The following is a list of drafts held by Women's Professional Soccer, with a brief description of each.

==Preseason 2008–09 (inaugural)==
- 2008 WPS Player Allocation: All twenty-one players in the USWNT player pool told the league which of the seven initial teams they would like to play for, with the teams likewise telling the league which players they wanted. WPS announced which players would go to which teams on September 16.
- 2008 WPS International Draft: With pick order based on the strength of the USWNT allocation, teams chose which foreign players they wanted negotiating rights for on September 24. Four rounds.
- 2008 WPS General Draft: On October 6, the teams had four rounds of drafting other top-level domestic players.
- 2009 WPS Draft: Held at the NSCAA convention in St. Louis on January 16, seventy of the top players not previously selected - most of them from college, but some with previous USWNT or WUSA experience - were picked by the WPS coaches based on the players' performance at one of the two WPS combines held in December.

==Offseason 2009–10==
- 2009 WPS Expansion Draft: The Atlanta Beat and Philadelphia Independence pick nine players each from the seven existing WPS teams on September 15.
- 2009 WPS International Draft: On September 22, the Atlanta Beat and Philadelphia Independence select up to five non-American players each. The existing seven WPS teams were not included in this draft.
- 2010 WPS Draft: Held January 15 at the annual NSCAA convention, this year in Philadelphia; all nine teams drafted players to fill out their rosters.
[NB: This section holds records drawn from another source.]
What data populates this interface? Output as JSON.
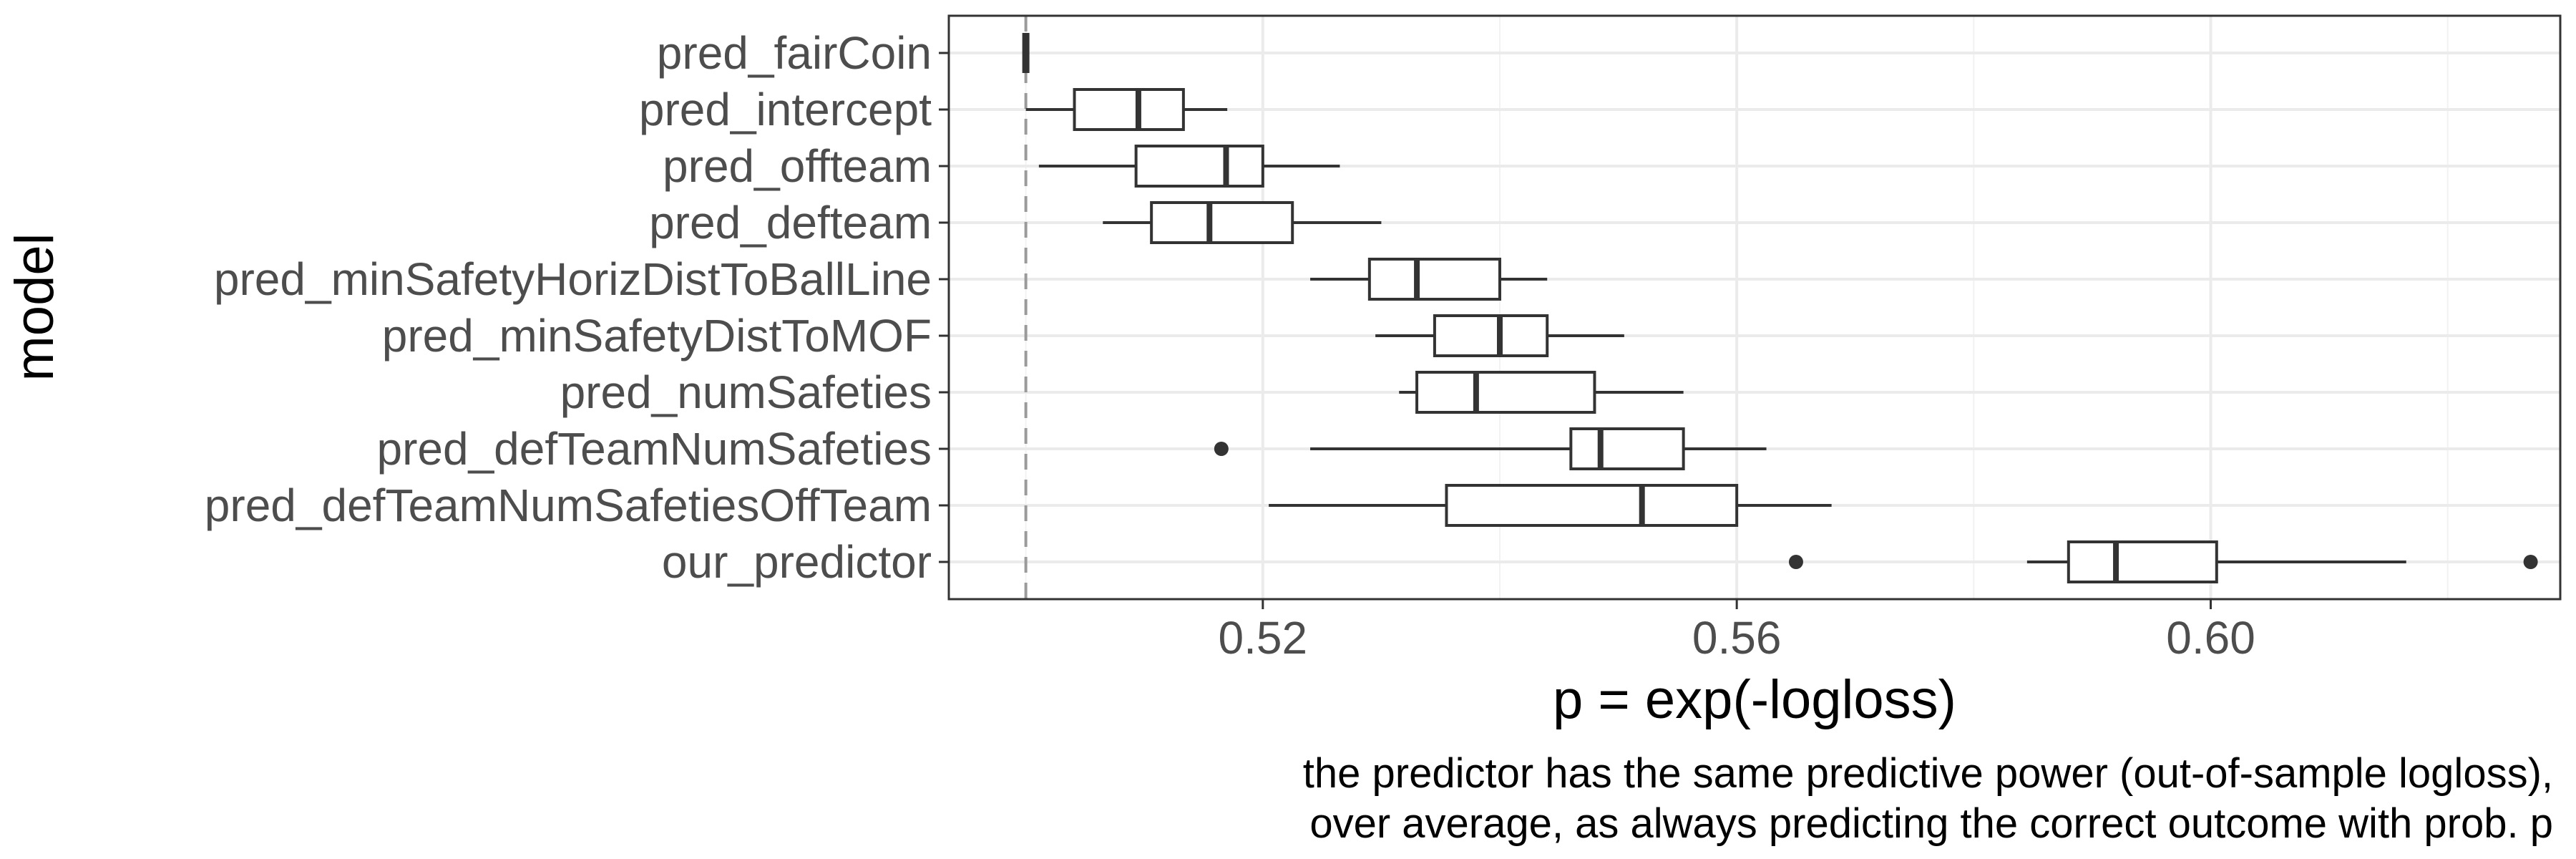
{
  "chart_data": {
    "type": "boxplot",
    "orientation": "horizontal",
    "title": "",
    "xlabel": "p = exp(-logloss)",
    "ylabel": "model",
    "caption_lines": [
      "the predictor has the same predictive power (out-of-sample logloss),",
      "over average, as always predicting the correct outcome with prob. p"
    ],
    "xlim": [
      0.4935,
      0.6295
    ],
    "xticks": [
      0.52,
      0.56,
      0.6
    ],
    "xtick_labels": [
      "0.52",
      "0.56",
      "0.60"
    ],
    "grid": true,
    "reference_line": {
      "x": 0.5,
      "style": "dashed"
    },
    "categories": [
      "pred_fairCoin",
      "pred_intercept",
      "pred_offteam",
      "pred_defteam",
      "pred_minSafetyHorizDistToBallLine",
      "pred_minSafetyDistToMOF",
      "pred_numSafeties",
      "pred_defTeamNumSafeties",
      "pred_defTeamNumSafetiesOffTeam",
      "our_predictor"
    ],
    "boxes": [
      {
        "whisker_low": 0.5,
        "q1": 0.5,
        "median": 0.5,
        "q3": 0.5,
        "whisker_high": 0.5,
        "outliers": []
      },
      {
        "whisker_low": 0.5,
        "q1": 0.5041,
        "median": 0.5095,
        "q3": 0.5133,
        "whisker_high": 0.517,
        "outliers": []
      },
      {
        "whisker_low": 0.5011,
        "q1": 0.5093,
        "median": 0.5169,
        "q3": 0.52,
        "whisker_high": 0.5265,
        "outliers": []
      },
      {
        "whisker_low": 0.5065,
        "q1": 0.5106,
        "median": 0.5155,
        "q3": 0.5225,
        "whisker_high": 0.53,
        "outliers": []
      },
      {
        "whisker_low": 0.524,
        "q1": 0.529,
        "median": 0.533,
        "q3": 0.54,
        "whisker_high": 0.544,
        "outliers": []
      },
      {
        "whisker_low": 0.5295,
        "q1": 0.5345,
        "median": 0.54,
        "q3": 0.544,
        "whisker_high": 0.5505,
        "outliers": []
      },
      {
        "whisker_low": 0.5315,
        "q1": 0.533,
        "median": 0.538,
        "q3": 0.548,
        "whisker_high": 0.5555,
        "outliers": []
      },
      {
        "whisker_low": 0.524,
        "q1": 0.546,
        "median": 0.5485,
        "q3": 0.5555,
        "whisker_high": 0.5625,
        "outliers": [
          0.5165
        ]
      },
      {
        "whisker_low": 0.5205,
        "q1": 0.5355,
        "median": 0.552,
        "q3": 0.56,
        "whisker_high": 0.568,
        "outliers": []
      },
      {
        "whisker_low": 0.5845,
        "q1": 0.588,
        "median": 0.592,
        "q3": 0.6005,
        "whisker_high": 0.6165,
        "outliers": [
          0.565,
          0.627
        ]
      }
    ]
  }
}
The two expansion teams received extra picks during the first round.
- 2010 WPS Dispersal Draft: Held on February 4 to disperse the players of the Los Angeles Sol to the eight remaining WPS teams after the Sol folded in the last week of January.

==Offseason 2010–11==
- 2010 WPS Expansion Draft: Held November 20, 2010 for expansion team, Western New York Flash to acquire players
- 2011 WPS Draft: Held January 14 at the annual NSCAA convention, this year in Baltimore; all six teams drafted players to fill out their rosters. The expansion Western New York Flash received an extra first round pick.

==Offseason 2011–12==
- 2012 WPS Draft: Held January 13 at the annual NSCAA convention, this year in Kansas City, Missouri. All five teams drafted players to fill out their rosters in twenty-three picks over four rounds.